Typische Examensfehler: Zivilrecht (Teil 2)
Die meisten Missgeschicke, die Examenskandidaten innerhalb von (Examens-)Klausuren begehen, lassen sich ohne weiteres vermeiden. Oftmals sind es auch immer wieder die gleichen damit verbundenen Probleme, auf welche die Klausurbearbeiter dabei stoßen. Daher soll dieser Beitrag einen Einblick zu den Erfahrungen gewähren, die ich im Rahmen meiner Tätigkeit als Korrektor bei der Examensvorbereitung der Universität Bonn sammeln konnte, um eine Hilfestellung für alle zukünftigen Examenskandidaten zu liefern. Dem ein oder andere mag sich in Bezug auf diese Hinweise so einiges als selbstverständlich vorkommen, doch kann ich euch versichern: Das ist es leider nicht!
Nachdem euch zuvor bereits Artikel zu allgemeinen Examensfehler sowie zu Examensfehlern auf dem Gebiet des Öffentlichen Rechts und des Strafrechts präsentiert wurden, ist es nun an der Zeit, sich dem letzten Rechtsgebiet zu widmen, indem euch einige Hinweise zu Klausuren im Bereich des Zivilrechts (siehe auch Teil 1) gegeben werden. Zwar lässt sich die unten dargestellte Liste insbesondere für das Zivilrecht noch weitaus umfassender erweitern, doch hoffe ich, dass euch die folgenden Punkte schon um einen entscheidenden Schritt im Rahmen eurer Examensvorbereitung weiterbringen können.
IV. Schuldrecht (Vertragliche Schuldverhältnisse)
- (Aktuelle) Rechtsprechung: Gerade für die vertraglichen Schuldverhältnisse solltet ihr die aktuelle Rechtsprechung verfolgen und euch dort entschiedene Fallgestaltungen merken, denn diese finden äußerst zügig Eingang in Examensklausuren.
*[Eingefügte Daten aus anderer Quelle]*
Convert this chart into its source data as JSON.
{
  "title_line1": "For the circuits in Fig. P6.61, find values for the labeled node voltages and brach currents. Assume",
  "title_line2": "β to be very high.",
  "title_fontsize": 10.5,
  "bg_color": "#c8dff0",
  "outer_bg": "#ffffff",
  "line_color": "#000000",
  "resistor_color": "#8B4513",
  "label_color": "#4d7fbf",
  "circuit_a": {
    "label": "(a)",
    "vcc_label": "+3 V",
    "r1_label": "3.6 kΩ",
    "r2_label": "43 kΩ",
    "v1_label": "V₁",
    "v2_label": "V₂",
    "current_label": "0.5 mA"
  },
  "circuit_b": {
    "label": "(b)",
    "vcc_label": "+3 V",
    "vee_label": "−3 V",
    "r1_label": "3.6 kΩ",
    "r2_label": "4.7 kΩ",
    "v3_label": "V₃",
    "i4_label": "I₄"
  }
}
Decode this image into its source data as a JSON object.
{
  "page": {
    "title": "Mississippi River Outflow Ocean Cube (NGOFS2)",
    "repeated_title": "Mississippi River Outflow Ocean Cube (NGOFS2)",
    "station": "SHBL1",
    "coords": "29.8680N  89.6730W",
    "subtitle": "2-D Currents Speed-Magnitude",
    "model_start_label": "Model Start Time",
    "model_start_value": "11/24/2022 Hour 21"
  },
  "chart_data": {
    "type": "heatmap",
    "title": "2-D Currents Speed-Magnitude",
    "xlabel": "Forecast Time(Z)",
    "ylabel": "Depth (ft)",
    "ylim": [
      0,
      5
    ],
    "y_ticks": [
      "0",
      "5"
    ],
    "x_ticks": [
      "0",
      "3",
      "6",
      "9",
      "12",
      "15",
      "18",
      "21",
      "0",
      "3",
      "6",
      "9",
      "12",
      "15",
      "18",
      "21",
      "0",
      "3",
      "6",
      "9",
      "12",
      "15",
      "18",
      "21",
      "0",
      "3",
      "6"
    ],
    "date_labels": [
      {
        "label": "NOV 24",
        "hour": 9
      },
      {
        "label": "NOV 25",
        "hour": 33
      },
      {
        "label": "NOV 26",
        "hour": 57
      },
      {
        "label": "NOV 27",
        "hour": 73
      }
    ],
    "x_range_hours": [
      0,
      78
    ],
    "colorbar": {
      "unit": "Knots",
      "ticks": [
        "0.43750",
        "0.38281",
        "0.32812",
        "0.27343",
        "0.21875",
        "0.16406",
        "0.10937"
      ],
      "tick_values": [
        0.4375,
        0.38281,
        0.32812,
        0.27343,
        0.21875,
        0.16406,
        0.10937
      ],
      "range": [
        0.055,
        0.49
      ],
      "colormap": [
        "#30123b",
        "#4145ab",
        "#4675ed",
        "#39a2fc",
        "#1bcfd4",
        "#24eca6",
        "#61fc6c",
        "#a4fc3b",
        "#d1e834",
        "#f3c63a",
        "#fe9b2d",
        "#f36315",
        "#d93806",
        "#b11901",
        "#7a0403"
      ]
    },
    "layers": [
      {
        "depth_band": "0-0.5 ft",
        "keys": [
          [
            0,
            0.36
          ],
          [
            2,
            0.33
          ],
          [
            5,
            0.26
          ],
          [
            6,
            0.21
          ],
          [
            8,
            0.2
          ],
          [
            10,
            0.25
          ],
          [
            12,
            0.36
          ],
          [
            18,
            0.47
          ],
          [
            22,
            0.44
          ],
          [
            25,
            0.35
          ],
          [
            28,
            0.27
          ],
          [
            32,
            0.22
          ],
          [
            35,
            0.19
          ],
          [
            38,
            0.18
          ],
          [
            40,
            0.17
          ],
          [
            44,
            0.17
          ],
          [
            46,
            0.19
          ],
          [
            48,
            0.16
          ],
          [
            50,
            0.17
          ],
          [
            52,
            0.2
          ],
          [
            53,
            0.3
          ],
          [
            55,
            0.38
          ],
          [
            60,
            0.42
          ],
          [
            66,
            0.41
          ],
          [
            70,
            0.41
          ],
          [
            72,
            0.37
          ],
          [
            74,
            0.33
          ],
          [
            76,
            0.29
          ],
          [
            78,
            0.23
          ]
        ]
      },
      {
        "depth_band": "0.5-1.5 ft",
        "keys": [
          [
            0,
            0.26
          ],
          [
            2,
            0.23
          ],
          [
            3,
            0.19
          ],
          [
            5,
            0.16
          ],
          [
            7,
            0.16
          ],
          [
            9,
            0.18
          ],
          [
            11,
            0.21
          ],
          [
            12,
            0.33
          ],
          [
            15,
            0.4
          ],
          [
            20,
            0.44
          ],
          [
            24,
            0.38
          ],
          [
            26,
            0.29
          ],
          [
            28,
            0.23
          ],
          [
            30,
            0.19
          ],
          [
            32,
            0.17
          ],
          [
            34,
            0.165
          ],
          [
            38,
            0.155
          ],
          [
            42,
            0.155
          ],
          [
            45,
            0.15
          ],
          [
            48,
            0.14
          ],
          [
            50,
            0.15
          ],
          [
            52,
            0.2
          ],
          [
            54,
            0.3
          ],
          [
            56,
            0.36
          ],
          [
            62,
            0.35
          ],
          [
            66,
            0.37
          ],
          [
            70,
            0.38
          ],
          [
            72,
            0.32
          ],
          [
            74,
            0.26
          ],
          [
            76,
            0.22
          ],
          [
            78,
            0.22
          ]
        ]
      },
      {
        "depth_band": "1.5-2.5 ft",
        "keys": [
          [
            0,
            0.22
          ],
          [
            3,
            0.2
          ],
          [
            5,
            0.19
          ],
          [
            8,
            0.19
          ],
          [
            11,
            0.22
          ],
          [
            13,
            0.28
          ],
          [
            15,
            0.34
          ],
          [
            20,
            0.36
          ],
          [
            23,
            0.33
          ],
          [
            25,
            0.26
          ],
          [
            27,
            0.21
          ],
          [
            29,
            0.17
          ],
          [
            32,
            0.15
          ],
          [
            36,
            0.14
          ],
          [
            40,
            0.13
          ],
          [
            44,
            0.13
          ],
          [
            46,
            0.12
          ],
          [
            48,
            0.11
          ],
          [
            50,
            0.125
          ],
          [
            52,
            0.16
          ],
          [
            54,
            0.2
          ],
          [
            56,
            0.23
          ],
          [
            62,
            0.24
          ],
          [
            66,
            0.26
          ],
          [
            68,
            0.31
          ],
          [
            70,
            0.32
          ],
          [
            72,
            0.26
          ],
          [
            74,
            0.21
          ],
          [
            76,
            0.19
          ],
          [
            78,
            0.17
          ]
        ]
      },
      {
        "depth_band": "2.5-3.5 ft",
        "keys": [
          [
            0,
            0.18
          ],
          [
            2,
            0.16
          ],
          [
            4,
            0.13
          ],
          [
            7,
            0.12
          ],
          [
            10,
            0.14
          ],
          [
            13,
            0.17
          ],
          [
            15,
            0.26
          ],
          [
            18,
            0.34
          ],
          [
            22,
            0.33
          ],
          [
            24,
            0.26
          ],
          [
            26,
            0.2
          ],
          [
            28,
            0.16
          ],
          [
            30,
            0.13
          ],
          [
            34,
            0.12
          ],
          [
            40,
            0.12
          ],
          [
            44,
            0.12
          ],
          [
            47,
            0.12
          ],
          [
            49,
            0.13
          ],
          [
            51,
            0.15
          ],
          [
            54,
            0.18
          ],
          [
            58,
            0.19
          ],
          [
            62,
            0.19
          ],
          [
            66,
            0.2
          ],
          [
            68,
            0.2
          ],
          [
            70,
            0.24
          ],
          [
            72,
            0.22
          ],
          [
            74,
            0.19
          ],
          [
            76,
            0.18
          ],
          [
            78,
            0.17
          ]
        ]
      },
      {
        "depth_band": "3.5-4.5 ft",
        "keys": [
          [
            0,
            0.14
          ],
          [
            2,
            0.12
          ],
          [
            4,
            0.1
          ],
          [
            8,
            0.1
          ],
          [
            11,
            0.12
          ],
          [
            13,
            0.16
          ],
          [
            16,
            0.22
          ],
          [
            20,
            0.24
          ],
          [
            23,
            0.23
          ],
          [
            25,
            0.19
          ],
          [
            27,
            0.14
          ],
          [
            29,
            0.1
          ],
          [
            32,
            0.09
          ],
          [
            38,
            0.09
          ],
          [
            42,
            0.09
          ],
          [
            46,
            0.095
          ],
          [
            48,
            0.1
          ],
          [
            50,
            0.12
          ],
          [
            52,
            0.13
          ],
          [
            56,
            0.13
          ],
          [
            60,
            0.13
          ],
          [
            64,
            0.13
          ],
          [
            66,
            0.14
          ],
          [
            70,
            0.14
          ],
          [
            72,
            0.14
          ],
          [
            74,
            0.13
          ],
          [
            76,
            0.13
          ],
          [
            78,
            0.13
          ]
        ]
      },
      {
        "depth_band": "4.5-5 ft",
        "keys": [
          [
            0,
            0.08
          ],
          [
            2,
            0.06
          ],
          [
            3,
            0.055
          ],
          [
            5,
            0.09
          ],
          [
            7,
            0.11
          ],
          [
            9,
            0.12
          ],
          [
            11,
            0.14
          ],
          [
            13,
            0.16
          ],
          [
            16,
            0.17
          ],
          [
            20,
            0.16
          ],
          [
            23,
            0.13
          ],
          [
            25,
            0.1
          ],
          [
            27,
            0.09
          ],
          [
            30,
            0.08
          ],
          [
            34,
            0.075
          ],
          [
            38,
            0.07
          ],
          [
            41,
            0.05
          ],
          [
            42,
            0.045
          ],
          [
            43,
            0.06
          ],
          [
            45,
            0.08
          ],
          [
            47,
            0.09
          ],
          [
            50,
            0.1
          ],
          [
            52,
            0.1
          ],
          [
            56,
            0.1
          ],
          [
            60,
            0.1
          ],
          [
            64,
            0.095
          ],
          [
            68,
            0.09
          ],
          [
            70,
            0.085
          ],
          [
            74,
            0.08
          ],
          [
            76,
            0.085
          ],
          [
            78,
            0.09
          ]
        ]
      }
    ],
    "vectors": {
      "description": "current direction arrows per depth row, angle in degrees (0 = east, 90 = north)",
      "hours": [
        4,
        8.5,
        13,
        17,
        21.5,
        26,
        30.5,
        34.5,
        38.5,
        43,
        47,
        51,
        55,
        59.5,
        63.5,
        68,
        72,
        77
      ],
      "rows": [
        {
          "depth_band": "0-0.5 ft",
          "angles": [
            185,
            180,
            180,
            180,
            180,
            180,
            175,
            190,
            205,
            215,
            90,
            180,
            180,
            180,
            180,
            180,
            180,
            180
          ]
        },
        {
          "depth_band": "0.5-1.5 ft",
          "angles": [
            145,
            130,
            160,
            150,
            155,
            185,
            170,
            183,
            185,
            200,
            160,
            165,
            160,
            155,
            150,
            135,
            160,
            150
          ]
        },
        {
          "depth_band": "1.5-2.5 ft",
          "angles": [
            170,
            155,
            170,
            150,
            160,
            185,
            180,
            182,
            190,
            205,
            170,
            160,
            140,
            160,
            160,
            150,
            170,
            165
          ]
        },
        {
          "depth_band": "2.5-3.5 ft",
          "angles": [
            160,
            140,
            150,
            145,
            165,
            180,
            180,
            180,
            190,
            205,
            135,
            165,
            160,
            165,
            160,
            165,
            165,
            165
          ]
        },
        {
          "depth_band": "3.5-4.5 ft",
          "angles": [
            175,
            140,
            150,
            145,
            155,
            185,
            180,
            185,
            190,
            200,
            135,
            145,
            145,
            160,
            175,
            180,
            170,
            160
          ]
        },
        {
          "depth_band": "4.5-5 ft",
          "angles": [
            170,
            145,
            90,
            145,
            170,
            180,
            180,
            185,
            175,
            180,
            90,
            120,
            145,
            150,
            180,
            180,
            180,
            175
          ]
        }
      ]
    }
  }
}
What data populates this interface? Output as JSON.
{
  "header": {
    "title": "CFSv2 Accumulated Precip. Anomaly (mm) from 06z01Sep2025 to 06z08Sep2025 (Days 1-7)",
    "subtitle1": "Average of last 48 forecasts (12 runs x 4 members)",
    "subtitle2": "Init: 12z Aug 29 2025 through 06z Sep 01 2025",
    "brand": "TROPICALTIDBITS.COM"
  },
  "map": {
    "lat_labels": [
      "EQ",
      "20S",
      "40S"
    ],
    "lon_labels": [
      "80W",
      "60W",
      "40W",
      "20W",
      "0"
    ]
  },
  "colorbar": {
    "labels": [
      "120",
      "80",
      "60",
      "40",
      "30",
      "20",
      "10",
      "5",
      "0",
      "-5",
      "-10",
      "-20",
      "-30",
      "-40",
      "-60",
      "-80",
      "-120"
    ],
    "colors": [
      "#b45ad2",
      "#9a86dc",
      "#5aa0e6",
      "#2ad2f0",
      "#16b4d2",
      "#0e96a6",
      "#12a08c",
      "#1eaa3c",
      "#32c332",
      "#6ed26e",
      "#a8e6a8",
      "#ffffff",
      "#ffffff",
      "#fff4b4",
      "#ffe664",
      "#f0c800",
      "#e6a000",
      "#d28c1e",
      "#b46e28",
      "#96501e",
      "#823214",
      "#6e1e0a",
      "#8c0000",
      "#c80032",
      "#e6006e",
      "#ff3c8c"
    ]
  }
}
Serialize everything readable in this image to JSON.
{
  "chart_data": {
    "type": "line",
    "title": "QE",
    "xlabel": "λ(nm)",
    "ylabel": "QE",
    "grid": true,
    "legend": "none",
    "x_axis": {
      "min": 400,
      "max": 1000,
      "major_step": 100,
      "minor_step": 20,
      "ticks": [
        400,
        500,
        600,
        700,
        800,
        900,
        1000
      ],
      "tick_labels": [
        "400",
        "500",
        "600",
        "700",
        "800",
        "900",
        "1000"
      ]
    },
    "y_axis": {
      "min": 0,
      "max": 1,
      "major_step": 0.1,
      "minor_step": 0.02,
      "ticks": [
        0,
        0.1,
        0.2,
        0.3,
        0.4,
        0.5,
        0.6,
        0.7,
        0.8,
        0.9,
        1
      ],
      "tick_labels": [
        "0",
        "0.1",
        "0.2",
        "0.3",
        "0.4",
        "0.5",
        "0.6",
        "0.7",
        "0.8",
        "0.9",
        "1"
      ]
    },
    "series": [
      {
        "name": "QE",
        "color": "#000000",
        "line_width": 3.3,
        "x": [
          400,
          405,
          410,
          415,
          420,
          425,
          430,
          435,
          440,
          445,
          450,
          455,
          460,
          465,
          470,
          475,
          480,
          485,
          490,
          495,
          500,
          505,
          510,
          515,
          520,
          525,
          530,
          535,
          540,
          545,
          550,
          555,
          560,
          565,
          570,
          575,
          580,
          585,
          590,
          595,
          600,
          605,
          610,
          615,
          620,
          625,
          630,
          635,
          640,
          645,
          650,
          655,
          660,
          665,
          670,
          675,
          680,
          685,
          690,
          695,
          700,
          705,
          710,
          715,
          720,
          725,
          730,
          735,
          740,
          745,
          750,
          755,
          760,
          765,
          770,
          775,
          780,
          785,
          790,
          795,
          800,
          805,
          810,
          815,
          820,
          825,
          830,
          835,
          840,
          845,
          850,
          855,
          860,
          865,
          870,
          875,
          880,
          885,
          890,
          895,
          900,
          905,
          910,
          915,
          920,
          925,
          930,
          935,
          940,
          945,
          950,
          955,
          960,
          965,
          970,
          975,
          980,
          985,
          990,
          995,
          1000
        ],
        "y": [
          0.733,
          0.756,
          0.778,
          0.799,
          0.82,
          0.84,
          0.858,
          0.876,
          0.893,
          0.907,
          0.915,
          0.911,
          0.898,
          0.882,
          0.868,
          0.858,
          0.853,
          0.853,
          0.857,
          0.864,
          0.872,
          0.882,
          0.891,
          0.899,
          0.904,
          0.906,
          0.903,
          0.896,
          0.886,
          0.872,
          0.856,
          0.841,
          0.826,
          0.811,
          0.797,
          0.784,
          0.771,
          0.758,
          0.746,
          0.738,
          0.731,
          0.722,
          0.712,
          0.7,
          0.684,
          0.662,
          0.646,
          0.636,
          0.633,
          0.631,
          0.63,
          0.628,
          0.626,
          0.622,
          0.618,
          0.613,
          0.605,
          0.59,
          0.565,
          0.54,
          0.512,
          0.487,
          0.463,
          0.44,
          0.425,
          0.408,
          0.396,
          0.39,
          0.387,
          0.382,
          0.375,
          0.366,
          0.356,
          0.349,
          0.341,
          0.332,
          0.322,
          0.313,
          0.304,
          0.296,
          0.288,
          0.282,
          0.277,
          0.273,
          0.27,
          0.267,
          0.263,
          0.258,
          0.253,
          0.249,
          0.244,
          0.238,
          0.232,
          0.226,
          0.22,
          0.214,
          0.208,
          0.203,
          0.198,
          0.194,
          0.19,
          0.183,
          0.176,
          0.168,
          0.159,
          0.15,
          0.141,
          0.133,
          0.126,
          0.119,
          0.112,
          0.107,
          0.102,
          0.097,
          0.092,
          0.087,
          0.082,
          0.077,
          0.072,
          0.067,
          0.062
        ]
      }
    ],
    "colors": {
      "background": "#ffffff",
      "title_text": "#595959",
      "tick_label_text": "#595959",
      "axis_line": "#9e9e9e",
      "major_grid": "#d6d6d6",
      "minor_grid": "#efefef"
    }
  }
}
Ein gutes Beispiel dafür ist die Frage nach der Erstattungsfähigkeit der Ein- und Ausbaukosten im Rahmen des Nacherfüllungsanspruches (auch: Fliesen-Fall, siehe hier).
- Gewährleistungsrecht: Der Anspruch aus § 283 BGB ist zumindest gedanklich immer vor dem aus § 281 BGB zu prüfen.
- Gestaltungsrechte: Es gibt keinen „Anspruch auf Minderung“, ebenso wie es keinen „Anspruch auf Rücktritt“ gibt.
- Gewährleistungsausschluss: Hierbei ist § 442 BGB vor § 444 BGB zu prüfen.
- Sachmangel: Bei einer Falschlieferung ist, wenn eine Gattungsschuld vereinbart wurde (Qualifikations-aliud), § 434 III BGB unbedingt vorrangig zu prüfen. Nur so überwindet ihr die Frage, ob überhaupt die §§ 434 ff. BGB einschlägig sind bzw. Erfüllung eingetreten ist (vgl. § 243 BGB). Wurde eine Stückschuld vereinbart (Identitäts-aliud) darf hingegen direkt § 434 I S. 1 BGB herangezogen werden.
- Einwendungen: Zitiert die Einwendungsnorm mit, auf die sich der Schuldner beruft. Im Gewährleistungsrecht ist dies beim Rücktritt beispielsweise § 346 I BGB, im Falle der §§ 312 ff. BGB mittlerweile § 355 I S. 1 BGB.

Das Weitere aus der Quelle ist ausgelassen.